SHARE Some school ratings change after CPS quietly changes some test growth scores

Chicago Public Schools quietly changed some growth scores from standardized test results released in August, resulting in a rise in school ratings for seven charter schools and a dip for nine others, the district has acknowledged.

Changes were made to growth scores for many of the district’s charter schools but affected fewer than 20 CPS-operated schools that took the Northwest Evaluation Association’s Measures of Academic Progress in 2013, though the district never informed the public nor noted the changes online where the data is kept.

AAPPLE, an activist arm of the Chicago Principals and Administrators Association, pointed out the discrepancies after school ratings were released last week — differences the Sun-Times confirmed in its own analysis.

The ratings marked the first time that all schools were supposed to be evaluated using the same standards — the same tests and measures for all schools, whether run by the district, by a turnaround company or by a charter operator.

Following a meeting Tuesday with CPS officials, Chicago Teachers Union representatives and the head of the principals association, AAPPLE head Troy LaRaviere called for a full investigation by the district’s inspector general.

“In a system based on ‘choice,’ parents and other stakeholders must be provided with accurate indicators of school quality. [CPS’ ratings system] cannot serve this purpose if there are clouds of suspicion about tampering with the data used to determine these ratings,” LaRaviere said in an email.

Furthermore, he said, “the changing of scores happened without any public disclosure.” CPS would not say why the ratings usually released in October around school report card pickup were delayed.

In August, CPS released NWEA scores, including growth, which measures the difference between the current test and a previous test to see how a student has progressed. Growth scores factor heavily in a school’s rating, affecting 45 percent of the total score that determines an elementary school’s rating from Level 1+ down to Level 3, and 30 percent for high schools.

CPS accountability chief John Barker said adjustments were made to “equalize” the scores of schools that either took the test in the fall instead of the spring in 2013. Or the schools took a version of the NWEA MAP test in 2013 different than the Common Core-aligned version taken by the bulk of district-operated schools.

So, Barker said, CPS put the differing schools’ scores through the same calculation in order to put everyone on the same metric as the new accountability system intended.

“There’s nothing nefarious here,” Barker said. “In terms of us wanting to get it right, it took time for us to sort through those issues.”

The affected schools were notified, Barker said. He would not say why the public wasn’t informed. He said the problem won’t repeat now that every public school took the same version of the MAP in spring  2014 and will again in spring 2015, too.

LaRaviere said the district shouldn’t have changed data but instead flagged the ratings of schools that weren’t on the same timeline, indicating a difference.

The chief of strategy for Chicago International Charter School, which saw ratings for four of its schools rise, agreed.
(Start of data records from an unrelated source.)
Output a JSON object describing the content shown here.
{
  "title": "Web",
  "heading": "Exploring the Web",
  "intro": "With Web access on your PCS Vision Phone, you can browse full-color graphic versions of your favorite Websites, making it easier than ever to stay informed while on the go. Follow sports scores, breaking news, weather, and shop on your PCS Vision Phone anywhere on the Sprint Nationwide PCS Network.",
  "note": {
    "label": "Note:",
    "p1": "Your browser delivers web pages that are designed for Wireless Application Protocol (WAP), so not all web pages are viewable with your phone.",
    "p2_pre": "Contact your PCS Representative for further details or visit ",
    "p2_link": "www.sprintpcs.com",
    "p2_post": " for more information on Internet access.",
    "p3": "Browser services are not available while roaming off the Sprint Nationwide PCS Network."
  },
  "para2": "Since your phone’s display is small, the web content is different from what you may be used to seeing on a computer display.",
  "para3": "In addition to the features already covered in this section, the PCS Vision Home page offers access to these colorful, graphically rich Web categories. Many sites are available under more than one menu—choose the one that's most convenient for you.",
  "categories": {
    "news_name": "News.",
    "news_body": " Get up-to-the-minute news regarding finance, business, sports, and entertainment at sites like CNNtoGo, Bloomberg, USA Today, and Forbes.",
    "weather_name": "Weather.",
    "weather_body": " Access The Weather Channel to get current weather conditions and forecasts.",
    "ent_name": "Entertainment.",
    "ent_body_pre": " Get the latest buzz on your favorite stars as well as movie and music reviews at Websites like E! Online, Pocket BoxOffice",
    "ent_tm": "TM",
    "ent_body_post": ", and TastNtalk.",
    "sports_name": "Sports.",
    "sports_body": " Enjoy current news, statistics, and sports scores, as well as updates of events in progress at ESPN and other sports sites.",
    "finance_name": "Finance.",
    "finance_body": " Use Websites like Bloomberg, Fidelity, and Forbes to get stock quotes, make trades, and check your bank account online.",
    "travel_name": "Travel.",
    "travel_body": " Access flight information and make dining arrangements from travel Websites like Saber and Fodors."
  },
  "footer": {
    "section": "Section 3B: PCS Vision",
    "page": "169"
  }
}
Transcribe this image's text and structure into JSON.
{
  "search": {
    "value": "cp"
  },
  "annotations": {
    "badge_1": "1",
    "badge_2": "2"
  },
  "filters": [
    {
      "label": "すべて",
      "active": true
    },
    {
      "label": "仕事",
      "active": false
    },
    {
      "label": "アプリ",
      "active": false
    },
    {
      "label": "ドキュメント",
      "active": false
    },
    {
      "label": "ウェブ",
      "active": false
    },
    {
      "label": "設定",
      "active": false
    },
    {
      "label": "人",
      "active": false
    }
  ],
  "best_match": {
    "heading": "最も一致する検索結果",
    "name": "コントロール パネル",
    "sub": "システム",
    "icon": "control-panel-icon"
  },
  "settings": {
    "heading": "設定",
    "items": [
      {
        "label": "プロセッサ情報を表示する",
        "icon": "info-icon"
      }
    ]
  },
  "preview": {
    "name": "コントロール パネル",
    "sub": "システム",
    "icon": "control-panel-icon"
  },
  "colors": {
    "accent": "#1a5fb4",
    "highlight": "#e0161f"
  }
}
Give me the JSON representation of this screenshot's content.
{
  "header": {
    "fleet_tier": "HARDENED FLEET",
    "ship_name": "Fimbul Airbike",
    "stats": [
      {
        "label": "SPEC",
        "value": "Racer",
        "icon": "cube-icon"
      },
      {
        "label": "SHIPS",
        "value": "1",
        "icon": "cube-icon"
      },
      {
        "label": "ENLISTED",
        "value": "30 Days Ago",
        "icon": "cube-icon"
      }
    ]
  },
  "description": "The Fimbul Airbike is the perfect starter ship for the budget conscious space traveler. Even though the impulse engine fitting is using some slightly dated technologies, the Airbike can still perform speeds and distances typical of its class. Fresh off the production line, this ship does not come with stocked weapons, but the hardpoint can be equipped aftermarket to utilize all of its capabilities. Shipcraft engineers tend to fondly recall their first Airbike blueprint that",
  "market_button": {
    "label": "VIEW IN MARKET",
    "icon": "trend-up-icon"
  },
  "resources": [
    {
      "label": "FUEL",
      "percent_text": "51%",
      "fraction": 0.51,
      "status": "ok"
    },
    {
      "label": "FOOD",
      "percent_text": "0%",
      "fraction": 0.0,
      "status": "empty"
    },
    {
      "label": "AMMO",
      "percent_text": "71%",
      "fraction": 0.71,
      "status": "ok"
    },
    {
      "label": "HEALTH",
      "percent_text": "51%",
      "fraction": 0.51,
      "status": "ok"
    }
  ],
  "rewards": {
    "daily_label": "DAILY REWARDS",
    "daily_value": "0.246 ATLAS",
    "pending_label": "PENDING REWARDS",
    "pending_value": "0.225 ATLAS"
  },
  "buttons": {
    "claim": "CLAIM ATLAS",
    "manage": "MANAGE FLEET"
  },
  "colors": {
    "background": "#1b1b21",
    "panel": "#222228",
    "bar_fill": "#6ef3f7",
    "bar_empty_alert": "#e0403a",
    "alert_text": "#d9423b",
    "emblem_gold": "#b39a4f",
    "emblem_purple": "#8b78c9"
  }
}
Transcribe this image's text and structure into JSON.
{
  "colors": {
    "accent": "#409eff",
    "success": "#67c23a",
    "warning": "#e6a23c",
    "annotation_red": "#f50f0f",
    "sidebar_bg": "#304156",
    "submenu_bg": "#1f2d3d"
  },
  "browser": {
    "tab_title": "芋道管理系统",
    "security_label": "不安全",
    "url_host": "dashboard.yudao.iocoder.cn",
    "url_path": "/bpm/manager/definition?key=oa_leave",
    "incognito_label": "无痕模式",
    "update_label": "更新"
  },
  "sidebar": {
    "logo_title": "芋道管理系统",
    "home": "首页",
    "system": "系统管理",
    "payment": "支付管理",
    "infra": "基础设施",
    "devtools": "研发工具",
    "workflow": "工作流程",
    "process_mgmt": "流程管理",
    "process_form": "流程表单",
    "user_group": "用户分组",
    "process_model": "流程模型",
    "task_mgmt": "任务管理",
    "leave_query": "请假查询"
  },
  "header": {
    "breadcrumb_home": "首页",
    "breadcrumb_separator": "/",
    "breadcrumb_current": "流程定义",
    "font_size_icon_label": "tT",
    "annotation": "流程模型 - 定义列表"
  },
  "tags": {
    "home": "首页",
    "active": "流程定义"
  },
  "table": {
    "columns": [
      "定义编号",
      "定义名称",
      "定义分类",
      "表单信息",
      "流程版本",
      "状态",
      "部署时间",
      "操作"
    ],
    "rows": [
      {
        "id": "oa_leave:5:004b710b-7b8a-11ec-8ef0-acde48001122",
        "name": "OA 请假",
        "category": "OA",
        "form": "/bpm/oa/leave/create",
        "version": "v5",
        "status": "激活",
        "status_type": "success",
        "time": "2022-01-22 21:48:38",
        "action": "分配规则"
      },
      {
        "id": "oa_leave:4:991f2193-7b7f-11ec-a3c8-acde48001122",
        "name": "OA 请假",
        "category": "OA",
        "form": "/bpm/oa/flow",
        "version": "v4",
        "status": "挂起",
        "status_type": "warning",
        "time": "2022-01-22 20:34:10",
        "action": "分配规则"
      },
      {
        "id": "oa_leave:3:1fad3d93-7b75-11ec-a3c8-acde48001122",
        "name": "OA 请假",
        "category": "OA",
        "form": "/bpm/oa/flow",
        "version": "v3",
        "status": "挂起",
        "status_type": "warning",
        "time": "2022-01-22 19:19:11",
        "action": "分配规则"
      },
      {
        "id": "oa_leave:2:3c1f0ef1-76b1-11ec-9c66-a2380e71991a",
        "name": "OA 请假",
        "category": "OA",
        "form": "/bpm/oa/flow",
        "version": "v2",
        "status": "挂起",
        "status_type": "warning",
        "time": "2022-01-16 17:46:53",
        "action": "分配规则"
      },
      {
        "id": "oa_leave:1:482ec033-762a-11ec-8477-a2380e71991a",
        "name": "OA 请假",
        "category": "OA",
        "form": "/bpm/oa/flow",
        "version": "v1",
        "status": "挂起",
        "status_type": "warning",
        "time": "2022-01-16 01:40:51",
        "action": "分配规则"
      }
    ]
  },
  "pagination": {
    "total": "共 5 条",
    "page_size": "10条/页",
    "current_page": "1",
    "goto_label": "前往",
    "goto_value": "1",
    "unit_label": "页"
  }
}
“I would have preferred the asterisk. We essentially asked for an asterisk at one point,” Daniel Anello said.

CICS had always used the test that wasn’t aligned to the Common Core through the school year to measure their students’ learning, so they saw no reason to change it while it remained an option, he said.

Anello said when CICS and other charters told CPS they didn’t take the same test, “CPS ultimately opted to do the back calculations.”

He said the district took its overall average for how much kids drop off over the summer, and applied that average to each school.

“If anything, it probably hurt charters mathematically because the charters have typically longer school years,” he said, and therefore a shorter summer in which to forget what they learned.